The report, titled Update to Renewable Energy Integration in South Australia, has been jointly released by the Australian Energy Market Operator (AEMO) and ElectraNet, the South Australian electricity transmission provider. It finds that under normal operating conditions, the South Australian power system can continue to operate reliably, however, the stability of electricity supply is increasingly dependent upon the Heywood Interconnector between South Australia and Victoria. It also highlights that increasing intermittent electricity generation from wind and solar, along with the withdrawal of 'synchronous' thermal generation is making the system more susceptible to rapid changes in frequency in the event that the interconnector is not available and South Australia becomes separated from the rest of the National Electricity Market (NEM).
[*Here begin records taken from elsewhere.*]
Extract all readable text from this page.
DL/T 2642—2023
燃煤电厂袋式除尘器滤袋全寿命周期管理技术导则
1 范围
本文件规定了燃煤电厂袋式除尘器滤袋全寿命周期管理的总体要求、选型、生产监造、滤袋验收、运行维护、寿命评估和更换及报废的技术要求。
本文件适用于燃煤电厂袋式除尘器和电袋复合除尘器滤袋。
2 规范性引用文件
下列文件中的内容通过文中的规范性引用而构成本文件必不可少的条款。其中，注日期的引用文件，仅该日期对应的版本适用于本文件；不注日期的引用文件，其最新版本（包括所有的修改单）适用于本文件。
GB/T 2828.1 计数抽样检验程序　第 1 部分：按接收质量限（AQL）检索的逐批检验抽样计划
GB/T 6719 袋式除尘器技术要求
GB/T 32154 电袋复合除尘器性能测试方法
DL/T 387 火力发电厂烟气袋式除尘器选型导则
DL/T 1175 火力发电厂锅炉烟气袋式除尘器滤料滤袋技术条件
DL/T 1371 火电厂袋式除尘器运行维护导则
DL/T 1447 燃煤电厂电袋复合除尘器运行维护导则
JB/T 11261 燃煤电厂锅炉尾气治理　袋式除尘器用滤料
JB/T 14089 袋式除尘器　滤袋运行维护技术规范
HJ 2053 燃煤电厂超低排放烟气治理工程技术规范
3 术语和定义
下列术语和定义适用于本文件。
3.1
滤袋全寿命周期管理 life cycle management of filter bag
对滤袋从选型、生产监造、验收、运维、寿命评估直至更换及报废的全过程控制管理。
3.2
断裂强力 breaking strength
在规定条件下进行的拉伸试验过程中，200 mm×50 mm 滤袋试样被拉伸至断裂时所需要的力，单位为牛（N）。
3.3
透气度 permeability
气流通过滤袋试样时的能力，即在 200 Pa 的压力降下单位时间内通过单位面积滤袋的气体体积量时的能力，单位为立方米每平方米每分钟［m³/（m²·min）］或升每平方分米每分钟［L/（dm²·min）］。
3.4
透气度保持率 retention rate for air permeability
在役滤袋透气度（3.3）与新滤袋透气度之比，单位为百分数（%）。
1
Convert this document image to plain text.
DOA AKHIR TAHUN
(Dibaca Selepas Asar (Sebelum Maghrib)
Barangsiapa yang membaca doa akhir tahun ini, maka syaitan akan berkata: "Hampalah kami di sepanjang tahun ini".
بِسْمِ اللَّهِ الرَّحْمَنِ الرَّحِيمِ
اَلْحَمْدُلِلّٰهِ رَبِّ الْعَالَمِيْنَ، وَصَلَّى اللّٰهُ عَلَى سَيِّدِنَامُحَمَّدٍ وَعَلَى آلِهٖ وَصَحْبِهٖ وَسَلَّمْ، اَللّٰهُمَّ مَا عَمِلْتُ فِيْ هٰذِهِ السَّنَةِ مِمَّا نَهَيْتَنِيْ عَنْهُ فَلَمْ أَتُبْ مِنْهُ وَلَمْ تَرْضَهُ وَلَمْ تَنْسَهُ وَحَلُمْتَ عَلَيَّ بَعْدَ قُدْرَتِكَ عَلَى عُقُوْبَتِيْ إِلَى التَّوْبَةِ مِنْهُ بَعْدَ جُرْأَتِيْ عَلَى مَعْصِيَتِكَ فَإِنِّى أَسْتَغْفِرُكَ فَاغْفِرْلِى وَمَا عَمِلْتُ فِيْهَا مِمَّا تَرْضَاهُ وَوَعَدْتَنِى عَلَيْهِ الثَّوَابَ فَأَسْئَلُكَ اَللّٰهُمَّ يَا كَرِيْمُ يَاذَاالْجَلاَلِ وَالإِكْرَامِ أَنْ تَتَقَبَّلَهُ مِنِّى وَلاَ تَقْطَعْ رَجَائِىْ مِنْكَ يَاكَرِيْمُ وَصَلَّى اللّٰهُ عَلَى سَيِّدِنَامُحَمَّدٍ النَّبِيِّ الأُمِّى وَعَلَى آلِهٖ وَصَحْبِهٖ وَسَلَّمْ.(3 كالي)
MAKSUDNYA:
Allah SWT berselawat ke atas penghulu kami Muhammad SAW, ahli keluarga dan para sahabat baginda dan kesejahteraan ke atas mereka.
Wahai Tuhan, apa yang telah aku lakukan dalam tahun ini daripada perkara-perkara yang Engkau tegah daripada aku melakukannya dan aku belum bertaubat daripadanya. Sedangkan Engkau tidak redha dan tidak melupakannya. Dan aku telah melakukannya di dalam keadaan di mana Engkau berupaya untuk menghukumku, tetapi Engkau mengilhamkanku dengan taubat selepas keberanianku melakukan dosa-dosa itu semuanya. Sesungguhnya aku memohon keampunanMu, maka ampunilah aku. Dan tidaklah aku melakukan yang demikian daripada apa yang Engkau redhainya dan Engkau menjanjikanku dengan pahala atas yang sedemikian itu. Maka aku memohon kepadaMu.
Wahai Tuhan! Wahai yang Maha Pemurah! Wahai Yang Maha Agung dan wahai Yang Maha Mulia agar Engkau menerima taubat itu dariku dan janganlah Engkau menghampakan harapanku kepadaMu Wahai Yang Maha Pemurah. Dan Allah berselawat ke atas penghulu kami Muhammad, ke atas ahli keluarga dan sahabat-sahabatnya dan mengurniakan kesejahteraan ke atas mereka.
There may be a need for critical system support services, such as frequency control, which have historically been provided by large conventional generators to be delivered by other sources. Click here to read more about the report.
Research completed by AGL economists has shown that the interaction of energy-only markets and renewable energy targets may give rise to unsustainable market outcomes. AGL supports government policies that effectively incentivise the development of new renewable and low emissions electricity projects, complementary policies to ensure that older emissions intensive power stations exit the market in an orderly fashion, and for market settings in the NEM to support the orderly decarbonisation of the electricity sector over time.
As more intermittent renewable generation enters the market, wholesale prices are likely to become volatile, with very low prices for much of the year and a handful of extreme pricing events. Energy-only markets do not place a value on reliable capacity so there may be merit in policy makers assessing whether a new fit-for-purpose market design is necessary to incentivise reliable capacity to be available at times of low renewable energy output.